An umbrella of interconnection
After 90 minutes of Meow Wolf immersion, I came away impressed, not necessarily because of the over-the-top design aspects (which are amazing), but because of how it all works together. People wandering through, some casually taking selfies, some seeking to be alone and get lost, some with families touching everything on scavenger-hunt quests. Deep-divers and surface-skimmers. Unlike a Disney experience where I see hundreds of people pointing their phones at something, my wanderings still felt private, personal, uncrowded. And unlike immersive theater or a VR experience where everything happens at a contained level or where photos can’t be taken, here I could take little souvenir snaps.
It made me think about the promises tech has made about the metaverse. We’ve been told (and I’ve hoped) that an interconnected network of social experiences awaits us, with creative playgrounds at our fingertips. That already exists: Roblox, Fortnite, Minecraft, VR apps like VRChat. But these don’t feel open to everyone, and it’s not easy to blend the promise of free creativity into social comfort. A year ago, I wrote about how social metaverse platforms were trying to figure out our comfort zones. Today, it’s still not solved. Having more real-life “docents,” or personal guides, in social apps would help, which Meow Wolf has. Having more of a sense of discovery that links individually created worlds together would also be useful, which Meow Wolf also has (with artists that have been pre-commissioned for that purpose). I dream of having some way to record my movement between worlds, keeping a consistent log that moves with me. Meow Wolf’s little RFID cards are sort of like that, too.
Models for collaboration?
One unique part of Meow Wolf’s installations is that they’re made with a mix of hundreds of local and in-house artists. Projects are designed collaboratively, and individual artists are encouraged to make the spaces their own while also connecting them to everything else. Actors have the same opportunity: There are set roles, but individuals create their own characters to fit the space.
It doesn’t sound like it’ll work, but it does. And maybe it works well because every Meow Wolf experience seems to have chaotic energy, filled with so many stimuli that I’m ready for anything to happen at any moment.
VR worlds like Meta’s Horizon Worlds are desperately seeking creators to make interesting things that people will want to visit. Such a blank slate is promising in theory, but it tends to result in a random assortment of virtual places that are hard to both discover and promote. Also, when I visit them, I don’t know what I’m supposed to be doing. I feel awkward, wander around a bit and then leave.

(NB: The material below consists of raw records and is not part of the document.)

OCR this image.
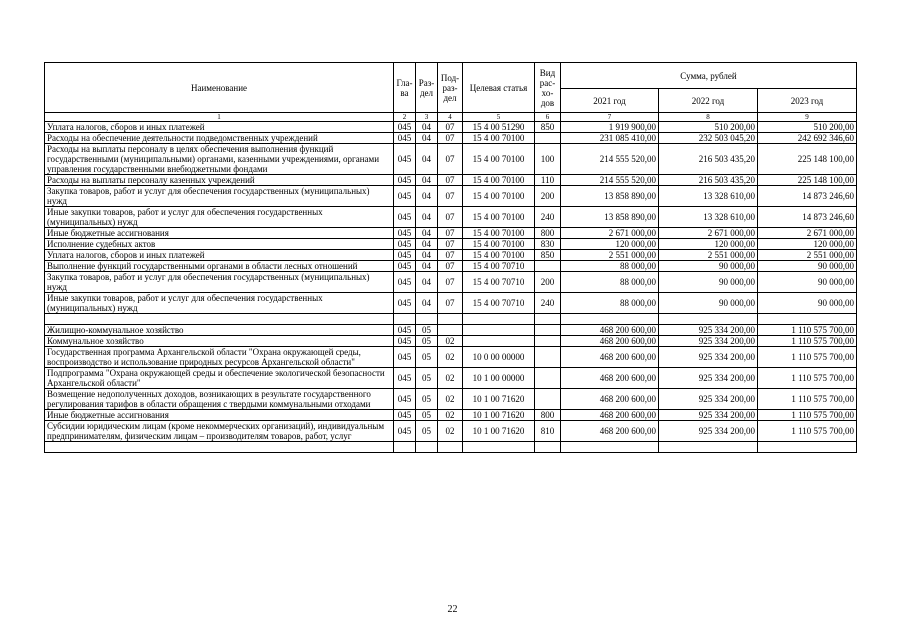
Наименование	Гла-ва	Раз-дел	Под-раз-дел	Целевая статья	Вид рас-хо-дов	Сумма, рублей		
						2021 год	2022 год	2023 год
1	2	3	4	5	6	7	8	9
Уплата налогов, сборов и иных платежей	045	04	07	15 4 00 51290	850	1 919 900,00	510 200,00	510 200,00
Расходы на обеспечение деятельности подведомственных учреждений	045	04	07	15 4 00 70100		231 085 410,00	232 503 045,20	242 692 346,60
Расходы на выплаты персоналу в целях обеспечения выполнения функций государственными (муниципальными) органами, казенными учреждениями, органами управления государственными внебюджетными фондами	045	04	07	15 4 00 70100	100	214 555 520,00	216 503 435,20	225 148 100,00
Расходы на выплаты персоналу казенных учреждений	045	04	07	15 4 00 70100	110	214 555 520,00	216 503 435,20	225 148 100,00
Закупка товаров, работ и услуг для обеспечения государственных (муниципальных) нужд	045	04	07	15 4 00 70100	200	13 858 890,00	13 328 610,00	14 873 246,60
Иные закупки товаров, работ и услуг для обеспечения государственных (муниципальных) нужд	045	04	07	15 4 00 70100	240	13 858 890,00	13 328 610,00	14 873 246,60
Иные бюджетные ассигнования	045	04	07	15 4 00 70100	800	2 671 000,00	2 671 000,00	2 671 000,00
Исполнение судебных актов	045	04	07	15 4 00 70100	830	120 000,00	120 000,00	120 000,00
Уплата налогов, сборов и иных платежей	045	04	07	15 4 00 70100	850	2 551 000,00	2 551 000,00	2 551 000,00
Выполнение функций государственными органами в области лесных отношений	045	04	07	15 4 00 70710		88 000,00	90 000,00	90 000,00
Закупка товаров, работ и услуг для обеспечения государственных (муниципальных) нужд	045	04	07	15 4 00 70710	200	88 000,00	90 000,00	90 000,00
Иные закупки товаров, работ и услуг для обеспечения государственных (муниципальных) нужд	045	04	07	15 4 00 70710	240	88 000,00	90 000,00	90 000,00

Жилищно-коммунальное хозяйство	045	05				468 200 600,00	925 334 200,00	1 110 575 700,00
Коммунальное хозяйство	045	05	02			468 200 600,00	925 334 200,00	1 110 575 700,00
Государственная программа Архангельской области "Охрана окружающей среды, воспроизводство и использование природных ресурсов Архангельской области"	045	05	02	10 0 00 00000		468 200 600,00	925 334 200,00	1 110 575 700,00
Подпрограмма "Охрана окружающей среды и обеспечение экологической безопасности Архангельской области"	045	05	02	10 1 00 00000		468 200 600,00	925 334 200,00	1 110 575 700,00
Возмещение недополученных доходов, возникающих в результате государственного регулирования тарифов в области обращения с твердыми коммунальными отходами	045	05	02	10 1 00 71620		468 200 600,00	925 334 200,00	1 110 575 700,00
Иные бюджетные ассигнования	045	05	02	10 1 00 71620	800	468 200 600,00	925 334 200,00	1 110 575 700,00
Субсидии юридическим лицам (кроме некоммерческих организаций), индивидуальным предпринимателям, физическим лицам – производителям товаров, работ, услуг	045	05	02	10 1 00 71620	810	468 200 600,00	925 334 200,00	1 110 575 700,00

22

Meow Wolf’s conceptually unified structure helps you navigate the artistic landscape in a physical space, giving you the chance to appreciate individually curated art pieces. The “ID card” is a common interface that works across dozens of rooms, and each creative bit feels like it belongs under the same umbrella.
A dream model for a future dream space
While I don’t think any virtual experience in an app has really brought “the metaverse” to blazing life, walking through Meow Wolf’s worlds gives me that dream feeling, even if it’s not technically a metaverse at all. Or maybe it is.
If Meow Wolf starts to expand into new territories — maybe smaller, maybe virtual — would the physical spaces overlap, dovetail, interconnect? AR companies are already trying to do this with locations in the real world, to mixed success.
Instead of being virtual-first, Meow Wolf is starting in the real world, with random bits of art, light and strange magic. It’s probably more viscerally transformative than most VR I’ve tried lately. And it’s making me wonder how this interactive experience could inspire a new generation of virtual experiences to come.